Tutto il dibattito è viziato però dall’influenza politica esorbitante della Silicon Valley, e dal suo status quasi intoccabile, soprattutto per i democratici. L’ex portavoce di Obama Jay Carney oggi lavora per Amazon. L’ex stratega elettorale del presidente, David Plouffe, è al soldo di Uber. Le loro difese della privacy suonano ipocrite, quando i Padroni della Rete violano e saccheggiano i nostri messaggi a fini di marketing. Un osservatore lontano, Rohan Gunaratna della Nanyang Technological University di Singapore, ha commentato che «in Asia se un governo fa una richiesta a un’azienda tecnologica, questa equivale a un ordine». In America è vero il contrario. Gunaratna descrivendo la prassi asiatica non si riferisce solo a un regime autoritario come la Cina, include democrazie come l’India e la Corea del Sud.
In America nessuno ha obiettato a “chiudere Internet” contro un altro nemico: la pedo-pornografia online, deballata quasi completamente. Quel precedente oggi ispira un’iniziativa di legge bipartisan.

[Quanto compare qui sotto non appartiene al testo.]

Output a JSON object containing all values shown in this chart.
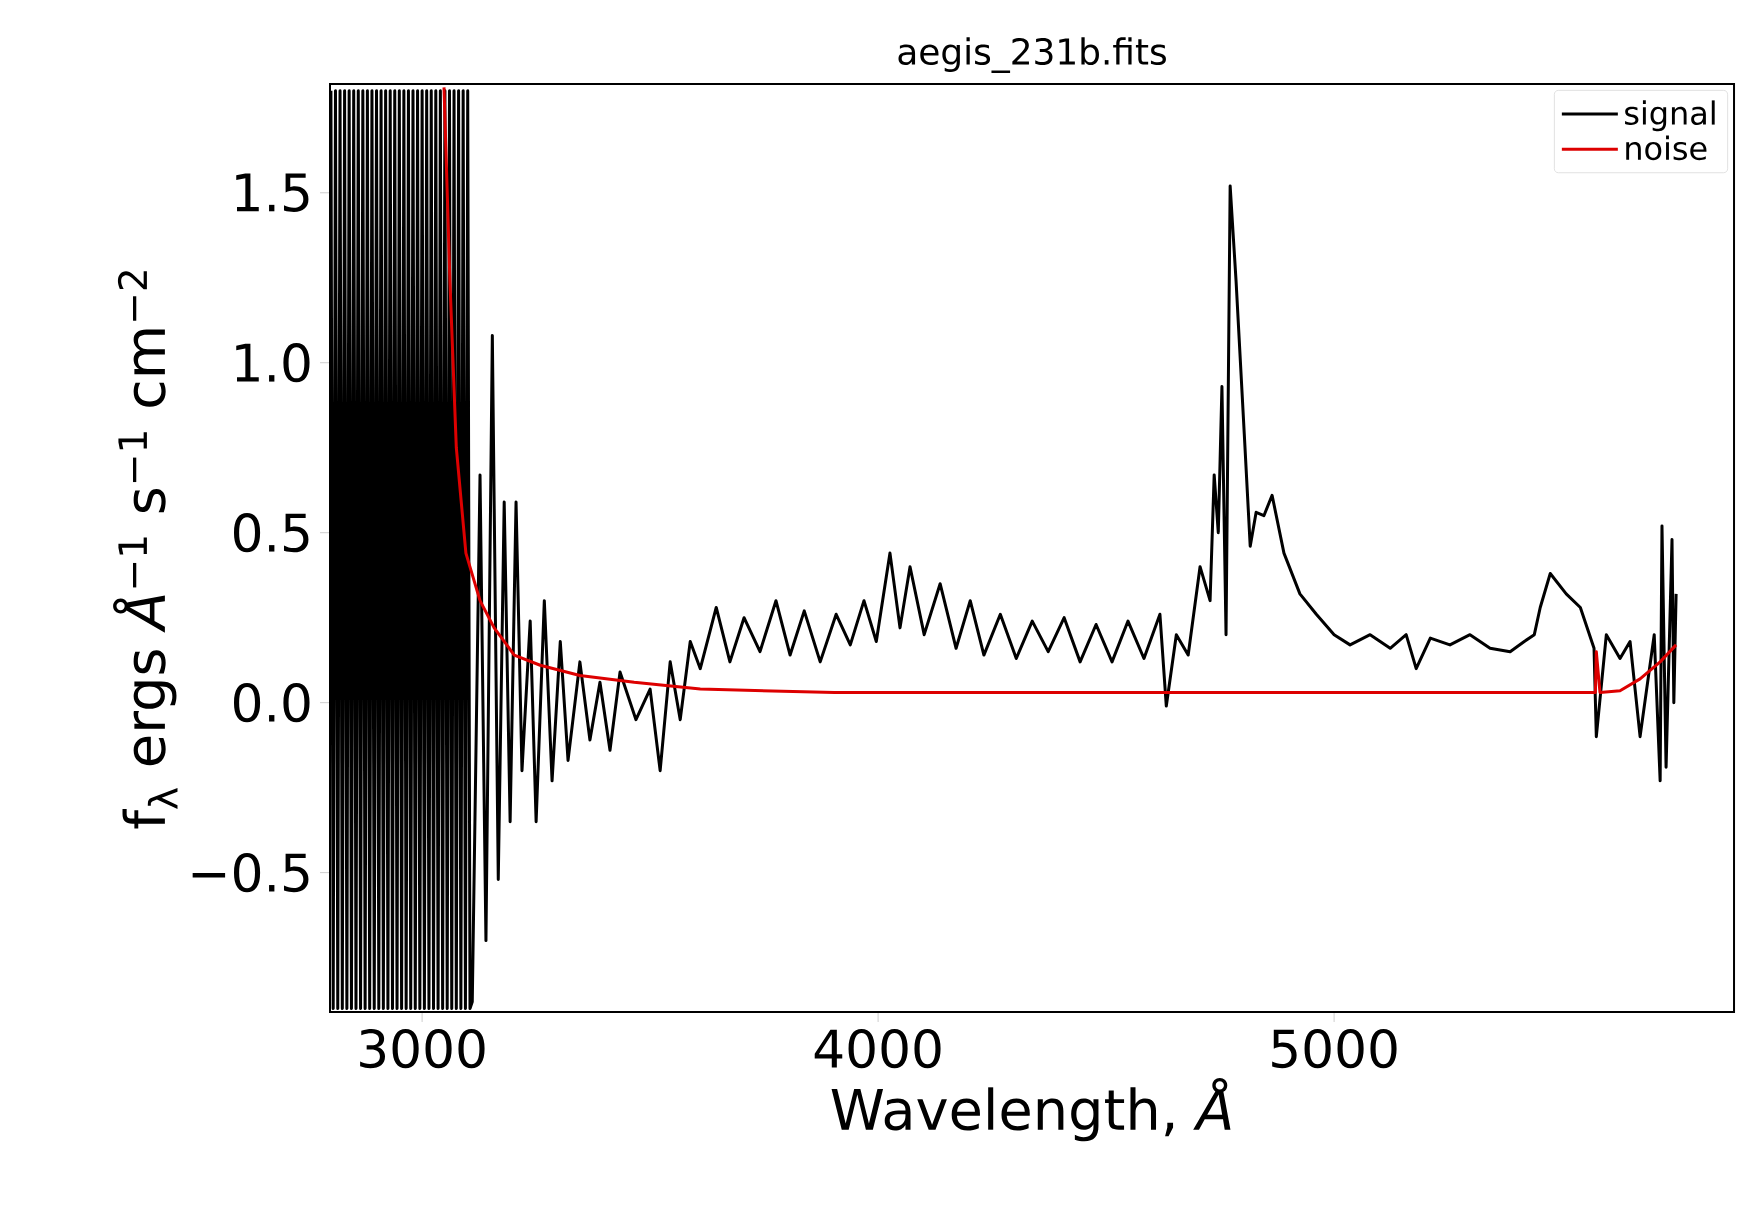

La firmano la senatrice democratica di San Francisco Dianne Feinstein, e il repubblicano Richard Burr. Il disegno di legge impone «l’obbligo per i social media e le aziende digitali di allertare le forze dell’ordine se hanno qualsiasi segnale di attività terroristica». La Feinstein precisa che «non si tratta di criminalizzare la libertà di parola, bensì di prendere atto che i terroristi usano i social media, e aggiornare il nostro arsenale di strumenti». È la stessa senatrice democratica, che conosce bene il problema, a citare il precedente: «Stiamo proponendo contro la propaganda jihadista dei mezzi già collaudati contro la pedo-pornografia. Qualcuno vuole spiegarci perché no?».